A number of articles have appeared in mainstream media recently about the growing trend of Do-It-Yourself or DIY projects, an idea that is especially popular among millennials. Social media sites, television shows and companies have made billions by giving the average person the impression that a DIY solution will be a less expensive solution. While that may be the case in the context of crafting and construction, it is important to note that it is often not the case when it comes to DIY Wills (also known as holograph wills).
There are a number of products on the market that claim they will help you create a legitimate Last Will and Testament at a lower cost than a visit to a lawyer’s office. Even if we assume that the product you choose complies with Ontario law and that you have properly executed your DIY Will, it is important to keep in mind that a number of legal issues can arise upon death. For example, if there is any uncertainty surrounding the meaning of the words chosen by you (the Testator), it may lead to more questions about whether the disputed document is indeed a Will. If this happens, your DIY Will would likely cost your estate much more than a thorough estates plan involving financial planners and lawyers.
Often, by the time an estate litigator is contacted about an issue related to a DIY Will, the Testator has already died and we are left unable to find an easy and relatively inexpensive solution to the problem. At this point, it is the estate trustee (executor) or estate administrator who must assume the often stressful and expensive task of proving the Testator’s intentions.
Proving a Will often involves gathering evidence, preparing court materials, and applying to the court for directions before – or in addition to – applying for a Certificate of Appointment of Estate Trustee. Each step in this process is expensive, not only in terms of legal fees that must be borne by the Estate and interested parties, but also in terms of personal costs (e.g. time, stress, etc.) for the estate trustee.
In Melna v Hall, 143 Man. R. (2d) 98, 2000 CanLII 20739, the Court was asked to interpret the meaning of the word “belongings” in a DIY Will.

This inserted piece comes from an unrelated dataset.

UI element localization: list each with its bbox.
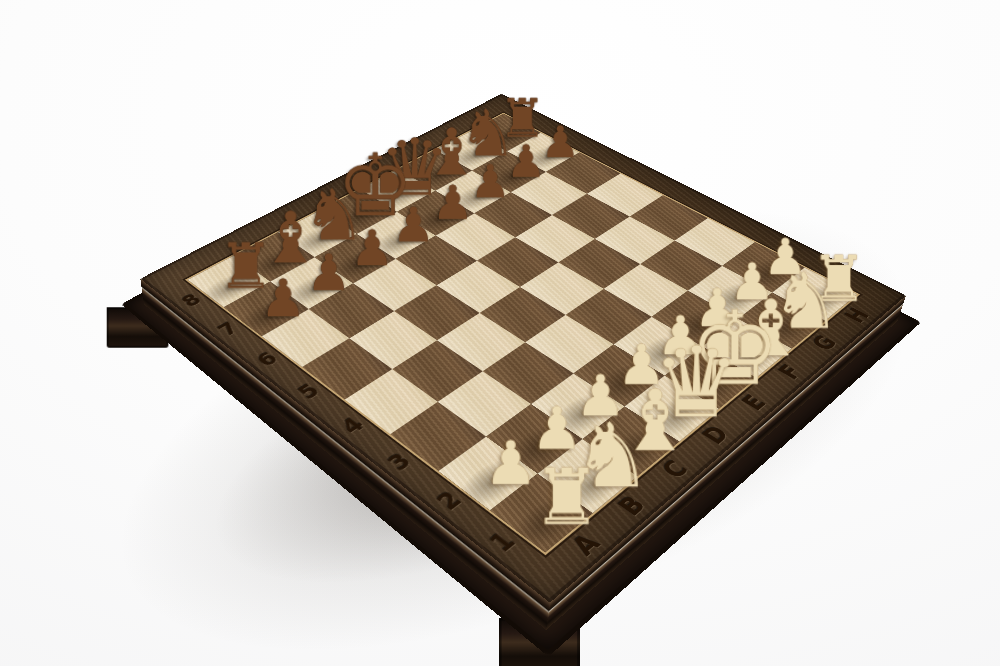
white-rook-a1: ♜ <box>493 467 640 530</box>
black-pawn-a7: ♟ <box>222 278 344 320</box>
photo-scene: ♜♝♞♚♛♝♞♜♟♟♟♟♟♟♟♟♟♟♟♟♟♟♟♟♜♞♝♛♚♝♞♜ ABCDEFG… <box>0 0 1000 666</box>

Costs of $4,500.00 (or $6,000.00 in 2016 dollars, adjusting for inflation) for the interpretation were ordered to be paid out of the estate assets.
Costs for a more complicated interpretation of a DIY Will can run many times higher. In Bertolo v. Nadalini, 2007 CanLII 1915 (ON SC), the mother of the Deceased, who was appointed estate trustee under an earlier valid Will, applied to the Court for directions regarding a handwritten document made by the Deceased shortly before her death. A short summary trial was held to determine whether the “disputed document” was a Will. The Court examined the circumstances surrounding the making of the “disputed document” and ultimately determined that it was not a Will. The Court reported that the Deceased’s mother’s legal costs totalling $37,500.00 (or $43,158.00 in 2016 dollars) were ultimately to be paid from the Deceased’s estate assets.

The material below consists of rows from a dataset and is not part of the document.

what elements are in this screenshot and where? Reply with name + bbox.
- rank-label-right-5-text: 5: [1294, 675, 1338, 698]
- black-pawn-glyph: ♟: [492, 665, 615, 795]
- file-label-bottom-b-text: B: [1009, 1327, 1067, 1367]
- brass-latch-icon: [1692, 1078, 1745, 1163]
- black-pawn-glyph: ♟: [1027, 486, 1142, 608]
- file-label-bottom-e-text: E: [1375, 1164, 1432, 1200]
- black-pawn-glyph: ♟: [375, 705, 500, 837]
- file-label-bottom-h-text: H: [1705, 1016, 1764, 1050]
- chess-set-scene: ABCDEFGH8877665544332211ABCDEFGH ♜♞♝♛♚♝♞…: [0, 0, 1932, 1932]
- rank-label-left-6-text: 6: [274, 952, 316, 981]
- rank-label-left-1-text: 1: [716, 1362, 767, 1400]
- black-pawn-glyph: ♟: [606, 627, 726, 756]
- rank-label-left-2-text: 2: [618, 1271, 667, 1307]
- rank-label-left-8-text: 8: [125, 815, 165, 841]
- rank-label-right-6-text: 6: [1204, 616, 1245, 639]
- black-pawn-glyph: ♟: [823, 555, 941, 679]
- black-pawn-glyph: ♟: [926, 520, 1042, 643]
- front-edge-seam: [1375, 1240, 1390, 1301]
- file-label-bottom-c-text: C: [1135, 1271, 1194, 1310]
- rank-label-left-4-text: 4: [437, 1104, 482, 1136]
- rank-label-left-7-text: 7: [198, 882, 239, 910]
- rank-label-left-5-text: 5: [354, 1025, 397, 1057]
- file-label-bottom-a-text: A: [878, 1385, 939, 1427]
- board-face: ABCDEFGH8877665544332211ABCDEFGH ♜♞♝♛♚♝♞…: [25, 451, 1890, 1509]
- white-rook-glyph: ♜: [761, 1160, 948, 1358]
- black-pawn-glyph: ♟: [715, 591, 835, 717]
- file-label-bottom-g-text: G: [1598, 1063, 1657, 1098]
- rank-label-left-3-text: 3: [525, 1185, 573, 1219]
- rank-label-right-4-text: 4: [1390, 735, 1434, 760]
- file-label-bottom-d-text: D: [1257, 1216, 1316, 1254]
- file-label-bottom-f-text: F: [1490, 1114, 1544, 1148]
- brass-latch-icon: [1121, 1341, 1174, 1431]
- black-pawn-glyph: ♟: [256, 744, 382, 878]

Thus, the cost of an uncontested Will interpretation may cost an estate over fifteen times the average cost of having a lawyer draft a Will; which could easily double or triple if a party opposes the estate trustee’s court application. And we should not overlook the personal costs to the estate trustee and beneficiaries: the time invested by interested parties, the possibility of damaging relationships; the effect the stress of litigation may have on the parties; and memories of the Testator that are now tainted by litigation.

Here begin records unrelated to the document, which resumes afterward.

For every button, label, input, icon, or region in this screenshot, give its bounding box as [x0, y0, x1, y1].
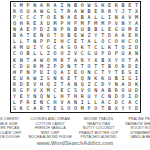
word-list: BLACK CHERRYBUBBLE GUMBUTTER PECANCHOCOL…	[0, 117, 150, 140]
grid-cell: P	[86, 106, 93, 112]
grid-cell: K	[18, 106, 25, 112]
grid-cell: Y	[120, 106, 127, 112]
puzzle-page: SMPNARAINBOWSHERBETROUAWGSTRAWBERRYJTXPC…	[0, 0, 150, 150]
grid-cell: T	[45, 106, 52, 112]
grid-cell: T	[99, 106, 106, 112]
site-url: www.WordSearchAddict.com	[0, 140, 150, 146]
grid-cell: B	[106, 106, 113, 112]
grid-cell: S	[11, 106, 18, 112]
grid-cell: D	[133, 106, 140, 112]
grid-cell: Y	[126, 106, 133, 112]
word-search-grid: SMPNARAINBOWSHERBETROUAWGSTRAWBERRYJTXPC…	[10, 1, 141, 113]
grid-cell: S	[59, 106, 66, 112]
word-list-column: PRALINE PECANRAINBOW SHERBETROCKY ROADST…	[125, 117, 150, 140]
word-list-column: COOKIES AND CREAMCOTTON CANDYFRENCH VANI…	[28, 117, 72, 140]
grid-cell: M	[79, 106, 86, 112]
word-list-column: BLACK CHERRYBUBBLE GUMBUTTER PECANCHOCOL…	[0, 117, 21, 140]
grid-cell: O	[92, 106, 99, 112]
grid-cell: O	[72, 106, 79, 112]
grid-cell: A	[31, 106, 38, 112]
grid-cell: E	[52, 106, 59, 112]
word-list-column: MOOSE TRACKSNEAPOLITANNUTTY COCONUTPEANU…	[79, 117, 118, 140]
grid-cell: X	[113, 106, 120, 112]
grid-cell: C	[25, 106, 32, 112]
grid-cell: R	[38, 106, 45, 112]
grid-cell: O	[65, 106, 72, 112]
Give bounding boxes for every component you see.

For these reasons, if you are aware of any circumstances that may complicate your estate plan (i.e. second marriage, a business, recent separation, family members outside of Ontario, etc.) or if you have specific testamentary wishes (i.e. wishes that may upset someone close to you, complicated instructions, etc.) please think twice before choosing to rely on a DIY Will. Although a DIY Will may save you money in the short-term, it is critical to consider the potential long-term cost to your estate and the effect it may have on your close friends and family.